I have been playing around a bit with the Glitch Lab app , which I learned about from my good buddy Rob Townsend. Part of my research and experimentation for my BoW is a consideration of fragmentation and discrete entities and how to portray the unhomely – unheimlich – at home.
The Glitch aesthetic and ideas behind it fit well with hauntology, with its uneasy blurring of presence and absence and the interplay of past, present and future. The sense of time being stopped and then speeded up, the futuristic appearance of some of the images – whilst being eerily reminiscent of 70s, 80s, or 90s imagery and production values – and the liminality, are all very appealing within my practice. One of the characteristics of Glitch is “almost, not quite” which echoes my default setting unless I am feeling unusually carefree and light or am having an ‘everything is f*****’ day.
There are some fascinating ideas in these notes, which constitute a manifesto, from Hugh S Manon and Daniel Temkin. They highlight the counterintuitive aspect of our understanding of Glitch:
The existence of glitch-based representation depends upon the inability of software to treat a wrong bit of data in anything other than the right way. The word “glitch” in this sense does not solely represent the cause that initiates some failure, but also the output that results when improper data is decoded properly. An isolated problem is encountered and, rather than shutting down, the software prattles on. Stated differently, it is a given program’s failure to fully fail upon encountering bad data that allows a glitch to appear. The instigation of such defect-driven churning is the crux of the practice known as Glitch Art.
Their views on repetition piqued my interest too. I try to always be conscious of the fine line between creating some continuity within series of images and being dull. This adds another perspective:
Repetition can be disruptive, and in two very different ways. On the one hand, there is the violence of the battering ram, which gradually weakens the obstacle against which it hammers.
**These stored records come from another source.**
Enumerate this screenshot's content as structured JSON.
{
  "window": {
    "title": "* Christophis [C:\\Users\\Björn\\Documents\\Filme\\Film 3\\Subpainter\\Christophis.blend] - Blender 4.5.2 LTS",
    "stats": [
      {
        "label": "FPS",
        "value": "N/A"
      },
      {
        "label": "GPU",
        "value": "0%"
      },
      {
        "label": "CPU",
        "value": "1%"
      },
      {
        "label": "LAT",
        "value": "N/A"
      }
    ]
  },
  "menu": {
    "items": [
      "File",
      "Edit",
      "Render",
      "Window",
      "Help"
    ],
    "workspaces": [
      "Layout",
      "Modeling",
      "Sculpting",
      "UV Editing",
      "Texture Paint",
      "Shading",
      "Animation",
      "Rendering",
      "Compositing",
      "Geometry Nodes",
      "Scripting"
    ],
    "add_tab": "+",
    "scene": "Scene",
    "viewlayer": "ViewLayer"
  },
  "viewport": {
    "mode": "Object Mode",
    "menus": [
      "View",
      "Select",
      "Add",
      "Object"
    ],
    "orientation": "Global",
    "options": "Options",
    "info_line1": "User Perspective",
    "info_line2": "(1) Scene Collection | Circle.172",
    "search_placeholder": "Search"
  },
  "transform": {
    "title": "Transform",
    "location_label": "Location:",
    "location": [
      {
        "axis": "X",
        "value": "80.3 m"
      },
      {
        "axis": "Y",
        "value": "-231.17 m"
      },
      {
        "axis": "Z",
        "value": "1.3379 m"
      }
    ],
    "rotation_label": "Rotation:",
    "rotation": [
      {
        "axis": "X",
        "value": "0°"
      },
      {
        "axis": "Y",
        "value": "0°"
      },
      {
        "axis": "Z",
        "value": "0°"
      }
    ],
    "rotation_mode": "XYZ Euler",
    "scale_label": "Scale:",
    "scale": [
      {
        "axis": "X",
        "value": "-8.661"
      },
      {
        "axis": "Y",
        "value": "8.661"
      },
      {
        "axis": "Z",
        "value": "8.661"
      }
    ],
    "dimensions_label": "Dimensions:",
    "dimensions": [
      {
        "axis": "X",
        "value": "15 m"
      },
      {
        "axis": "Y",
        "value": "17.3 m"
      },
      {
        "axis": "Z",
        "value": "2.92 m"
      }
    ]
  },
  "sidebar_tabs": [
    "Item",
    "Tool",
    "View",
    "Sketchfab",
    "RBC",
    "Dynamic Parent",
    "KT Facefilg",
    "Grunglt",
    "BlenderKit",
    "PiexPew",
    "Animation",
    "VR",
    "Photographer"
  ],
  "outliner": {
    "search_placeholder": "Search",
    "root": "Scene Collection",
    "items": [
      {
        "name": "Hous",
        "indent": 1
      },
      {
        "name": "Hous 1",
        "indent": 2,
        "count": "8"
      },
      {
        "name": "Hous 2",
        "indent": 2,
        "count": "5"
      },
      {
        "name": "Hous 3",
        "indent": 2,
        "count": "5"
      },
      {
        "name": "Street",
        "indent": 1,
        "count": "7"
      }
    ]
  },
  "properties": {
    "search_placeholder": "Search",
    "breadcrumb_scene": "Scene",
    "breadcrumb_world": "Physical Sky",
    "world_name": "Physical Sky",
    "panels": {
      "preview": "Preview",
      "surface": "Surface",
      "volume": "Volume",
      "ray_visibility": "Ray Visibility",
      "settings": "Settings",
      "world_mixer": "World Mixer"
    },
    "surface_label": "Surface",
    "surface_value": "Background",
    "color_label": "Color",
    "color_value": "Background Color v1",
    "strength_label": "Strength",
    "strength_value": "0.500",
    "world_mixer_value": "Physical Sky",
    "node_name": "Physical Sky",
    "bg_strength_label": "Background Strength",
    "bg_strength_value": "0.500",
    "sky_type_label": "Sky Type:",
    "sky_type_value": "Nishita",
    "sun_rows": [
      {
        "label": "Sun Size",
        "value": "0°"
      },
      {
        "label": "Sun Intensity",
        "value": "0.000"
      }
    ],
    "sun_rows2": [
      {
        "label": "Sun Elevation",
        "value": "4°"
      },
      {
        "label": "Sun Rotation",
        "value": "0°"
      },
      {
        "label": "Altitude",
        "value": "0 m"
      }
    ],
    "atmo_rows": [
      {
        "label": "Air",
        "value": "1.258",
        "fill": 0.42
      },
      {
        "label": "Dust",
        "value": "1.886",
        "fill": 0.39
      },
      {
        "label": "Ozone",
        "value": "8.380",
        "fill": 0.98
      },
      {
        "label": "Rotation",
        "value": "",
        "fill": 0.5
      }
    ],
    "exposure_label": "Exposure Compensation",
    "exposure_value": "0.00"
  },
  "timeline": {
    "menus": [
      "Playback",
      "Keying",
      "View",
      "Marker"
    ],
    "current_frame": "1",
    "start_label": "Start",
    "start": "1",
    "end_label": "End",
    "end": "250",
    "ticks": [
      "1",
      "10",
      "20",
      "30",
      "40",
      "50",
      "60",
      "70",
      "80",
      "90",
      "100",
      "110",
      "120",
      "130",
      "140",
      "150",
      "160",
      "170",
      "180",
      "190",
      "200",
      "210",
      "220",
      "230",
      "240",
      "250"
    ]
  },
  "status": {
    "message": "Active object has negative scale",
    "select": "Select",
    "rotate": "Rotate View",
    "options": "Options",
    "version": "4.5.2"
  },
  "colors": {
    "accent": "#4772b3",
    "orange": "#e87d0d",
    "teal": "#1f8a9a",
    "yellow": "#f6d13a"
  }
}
On the other hand, there is the passive aggression of sequences, which, in some pointed or high-profile way, inertly refuse to vary. In this second sense, glitch practice takes place not on the order of desire, but on the order of pulsion, drive, and therein lies its radical potential.
The app has a range of presets and adjustments which I have not had chance to exhaustively explore but I am impressed with its capabilities and scope. The skill is in finding the right base image to work on. It is exciting to be able to turn a flower or garden hose into something so futuristic and the ‘square sort’ preset can result in apparently vast fantasy landscapes which have been very appealing from my quarantined perspective. The more eerie presets such as ‘game boy’, ‘vhs’ and ‘ghost band’ work with my hauntological investigations, whilst ‘dark light’ achieves the inverted light aesthetic and more painterly style which I am favouring currently. All in all, it is gimmicky and in some cases way too extreme. But it is providing another strand for visual exploration and is a really easy way to experiment. A key part of my investigation at the moment is how to create the strange within the familiar to follow the idea strand of exile (from the outside world and from the pre-Covid past) and I believe this app will be useful for that.
- http://worldpicturejournal.com/WP_6/Manon.html (accessed 19.7.20)
- Reynolds, S. (2011). Retromania : pop culture’s addiction to its own past. London New York: Faber & Faber.
- Fisher, M. (2016). The weird and the eerie. London New York: Repeater Books,Distributed in the United States by Random House, Inc.